The Story of Santa Lucia
       
(There are several versions of the story of Lucia but this is a nice one!)
 
    Lucia was an Italian girl, born in Sicily in the 3rd century A.D. It was a time when the Romans were persecuting Christians, and Lucia's family was Christian. When her father died, Lucia vowed to remain unmarried and to serve God, but since she didn't tell anyone about this vow, her widowed mother went ahead and promised her in marriage to a suitor who was not a Christian. Lucia said no thanks, I'd rather be an old maid, and she proceeded to give her dowry away to the poor. The young man's pride was severely injured, so he reported Lucia to the Roman authorities and she was tried and convicted of being a Christian. The judge decided that a suitable punishment for a woman who wanted to remain chaste was to be sold into slavery - to a brothel. But when the soldiers came to take her away, they were unable to move her! Rather than being awed by this, they proceeded to pour oil over her and set her on fire. The oil burned - Lucia did not! Still unimpressed, the soldiers beat and tortured her and tried to get her to deny her Christian faith, but she refused. So they stuck a sword into her throat and that did kill her. She died a martyr's death on December 13, 304 A.D. For her faithfulness, she was made a saint.
    How did a Sicilian saint become a part of Swedish tradition? Legend has it that back in the Middle Ages, the Swedish province of Varmland was experiencing a terrible famine and people were starving to death. On the longest night of the shortest day of the year - which also happened to be St. Lucia's Day, December 13th - a light suddenly appeared on Lake Vanern. It was a large white boat filled with food, and at the helm was a beautiful young woman in a white gown wearing a crown of lights. Lucia had come to rescue the Swedes! As soon as the ship was unloaded, it disappeared.

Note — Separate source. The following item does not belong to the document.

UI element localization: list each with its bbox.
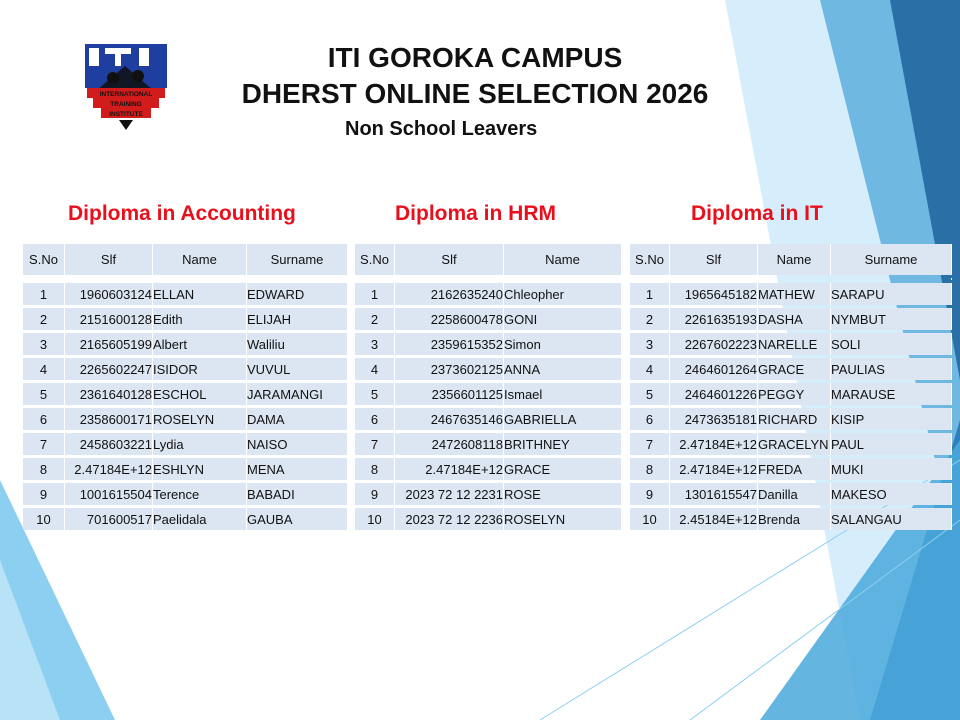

    Swedish custom is that on Santa Lucia Day, mother and children get up very early in the morning to make the traditional Lussekatter (rolls made with saffron) and Luciapepparkakor  (ginger cookies). The oldest daughter portrays Lucia dressed in a long white robe with a red sash with a crown of lit candles on her head. She carries the tray of food as she leads the procession of mother and the other children who sing the traditional Santa Lucia song as they march to the father's room.
    Traditionally, the winner of the Noble Prize in Literature has the supreme honor of crowning Stockholm's Santa Lucia. Traditionally, miracles can happen at midnight on the eve of St. Lucia's Day and animal may talk. Traditionally, the cook buries the lutefisk in beech ashes on St. Lucia's Day. You don't have to be Swedish to celebrate Santa Lucia - Lucia wasn't a Swede! Välkommen! Varsågod!